La France et les États-Unis coordonnent leurs actions avec la Communauté économique des États de l'Afrique de l'Ouest (CEDEAO). La CEDEAO a d'abord lancé quelques coups de sabre, mais elle s'est calmée. Son délai d'intervention est dépassé. La CEDEAO ne dispose tout simplement pas d'un mécanisme permettant de rassembler rapidement des troupes et de coordonner les hostilités, et le Nigeria, sa grande puissance, a déjà fort à faire en matière de sécurité intérieure. L'opinion publique nigériane craint un retour de bâton - le Niger est un grand pays qui possède une frontière poreuse de 1500 kilomètres avec le Nigeria. Une vérité tacite est que le Nigeria n'est guère intéressé par le renforcement de la présence militaire française au Niger ou par le fait d'être du même côté que la France, qui est extrêmement impopulaire dans l'ensemble du Sahel.
La mère de toutes les surprises est que le coup d'État militaire bénéficie d'une vague de soutien populaire. Dans ces conditions, il est fort probable que les troupes françaises soient contraintes de quitter le Niger, son ancienne colonie. Le Niger est victime d'une exploitation néocoloniale. Sous couvert de lutte contre le terrorisme, qui est, ironiquement, une retombée de l'intervention de l'OTAN en Libye en 2011 dirigée par nulle autre que la France dans la région du Sahel, la France a exploité sans pitié les ressources minérales du Niger.
Un poète et critique littéraire nigérian de renom, le professeur Osundare, a écrit la semaine dernière : «Examinez la cause, le déroulement et les symptômes de la résurgence actuelle des coups d'État militaires en Afrique de l'Ouest. Trouvez un remède à cette pandémie. Plus important encore, trouvez un remède au fléau des injustices politiques et socio-économiques responsables de l'inévitabilité de sa récurrence. Souvenez-vous de l'anarchie brutale qui règne actuellement en Libye et des innombrables répercussions de la déstabilisation de ce pays autrefois florissant sur la région de l'Afrique de l'Ouest».
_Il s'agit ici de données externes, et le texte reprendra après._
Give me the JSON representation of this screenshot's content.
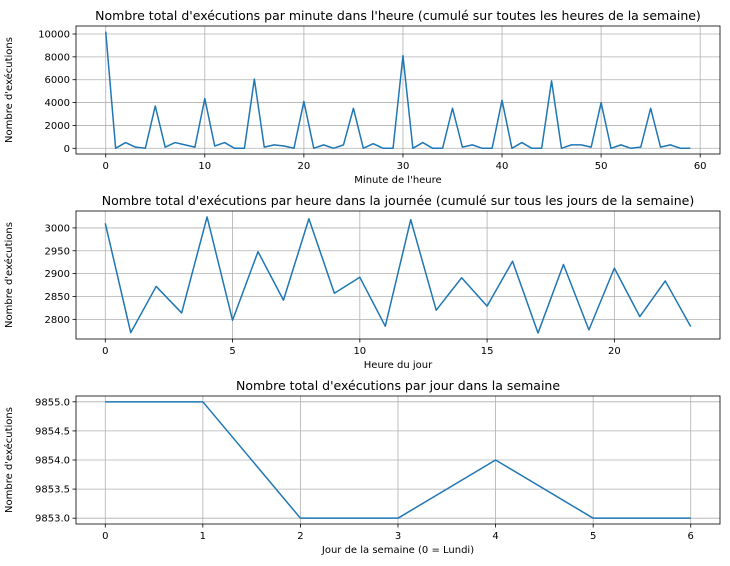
{
  "chart_data": [
    {
      "type": "line",
      "title": "Nombre total d'exécutions par minute dans l'heure (cumulé sur toutes les heures de la semaine)",
      "xlabel": "Minute de l'heure",
      "ylabel": "Nombre d'exécutions",
      "xlim": [
        -3,
        62
      ],
      "ylim": [
        -500,
        10700
      ],
      "xticks": [
        0,
        10,
        20,
        30,
        40,
        50,
        60
      ],
      "xtick_labels": [
        "0",
        "10",
        "20",
        "30",
        "40",
        "50",
        "60"
      ],
      "yticks": [
        0,
        2000,
        4000,
        6000,
        8000,
        10000
      ],
      "ytick_labels": [
        "0",
        "2000",
        "4000",
        "6000",
        "8000",
        "10000"
      ],
      "grid": true,
      "color": "#1f77b4",
      "x": [
        0,
        1,
        2,
        3,
        4,
        5,
        6,
        7,
        8,
        9,
        10,
        11,
        12,
        13,
        14,
        15,
        16,
        17,
        18,
        19,
        20,
        21,
        22,
        23,
        24,
        25,
        26,
        27,
        28,
        29,
        30,
        31,
        32,
        33,
        34,
        35,
        36,
        37,
        38,
        39,
        40,
        41,
        42,
        43,
        44,
        45,
        46,
        47,
        48,
        49,
        50,
        51,
        52,
        53,
        54,
        55,
        56,
        57,
        58,
        59
      ],
      "values": [
        10200,
        0,
        500,
        100,
        0,
        3700,
        100,
        500,
        300,
        100,
        4350,
        200,
        500,
        0,
        0,
        6050,
        100,
        300,
        200,
        0,
        4100,
        0,
        300,
        0,
        300,
        3500,
        0,
        400,
        0,
        0,
        8100,
        0,
        500,
        0,
        0,
        3500,
        100,
        300,
        0,
        0,
        4200,
        0,
        500,
        0,
        0,
        5900,
        0,
        300,
        300,
        100,
        4000,
        0,
        300,
        0,
        100,
        3500,
        100,
        300,
        0,
        0
      ]
    },
    {
      "type": "line",
      "title": "Nombre total d'exécutions par heure dans la journée (cumulé sur tous les jours de la semaine)",
      "xlabel": "Heure du jour",
      "ylabel": "Nombre d'exécutions",
      "xlim": [
        -1.15,
        24.15
      ],
      "ylim": [
        2757,
        3037
      ],
      "xticks": [
        0,
        5,
        10,
        15,
        20
      ],
      "xtick_labels": [
        "0",
        "5",
        "10",
        "15",
        "20"
      ],
      "yticks": [
        2800,
        2850,
        2900,
        2950,
        3000
      ],
      "ytick_labels": [
        "2800",
        "2850",
        "2900",
        "2950",
        "3000"
      ],
      "grid": true,
      "color": "#1f77b4",
      "x": [
        0,
        1,
        2,
        3,
        4,
        5,
        6,
        7,
        8,
        9,
        10,
        11,
        12,
        13,
        14,
        15,
        16,
        17,
        18,
        19,
        20,
        21,
        22,
        23
      ],
      "values": [
        3010,
        2771,
        2872,
        2814,
        3024,
        2798,
        2948,
        2842,
        3020,
        2857,
        2892,
        2785,
        3018,
        2820,
        2891,
        2829,
        2927,
        2770,
        2920,
        2777,
        2912,
        2806,
        2884,
        2784
      ]
    },
    {
      "type": "line",
      "title": "Nombre total d'exécutions par jour dans la semaine",
      "xlabel": "Jour de la semaine (0 = Lundi)",
      "ylabel": "Nombre d'exécutions",
      "xlim": [
        -0.3,
        6.3
      ],
      "ylim": [
        9852.9,
        9855.1
      ],
      "xticks": [
        0,
        1,
        2,
        3,
        4,
        5,
        6
      ],
      "xtick_labels": [
        "0",
        "1",
        "2",
        "3",
        "4",
        "5",
        "6"
      ],
      "yticks": [
        9853.0,
        9853.5,
        9854.0,
        9854.5,
        9855.0
      ],
      "ytick_labels": [
        "9853.0",
        "9853.5",
        "9854.0",
        "9854.5",
        "9855.0"
      ],
      "grid": true,
      "color": "#1f77b4",
      "x": [
        0,
        1,
        2,
        3,
        4,
        5,
        6
      ],
      "values": [
        9855,
        9855,
        9853,
        9853,
        9854,
        9853,
        9853
      ]
    }
  ]
}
Le seul État régional qui peut se permettre une intervention militaire efficace au Niger est l'Algérie. Mais l'Algérie n'a aucune expérience dans la conduite de telles opérations à l'échelle régionale et n'a aucune intention de s'écarter de sa politique constante de non-ingérence dans la politique intérieure d'un pays souverain. L'Algérie a mis en garde contre toute intervention militaire extérieure au Niger. Le président algérien Abdelmadjid Tebboune a déclaré : «Une intervention militaire extérieure au Niger est une menace directe pour l'Algérie et nous la rejetons totalement et catégoriquement... Les problèmes doivent être résolus pacifiquement».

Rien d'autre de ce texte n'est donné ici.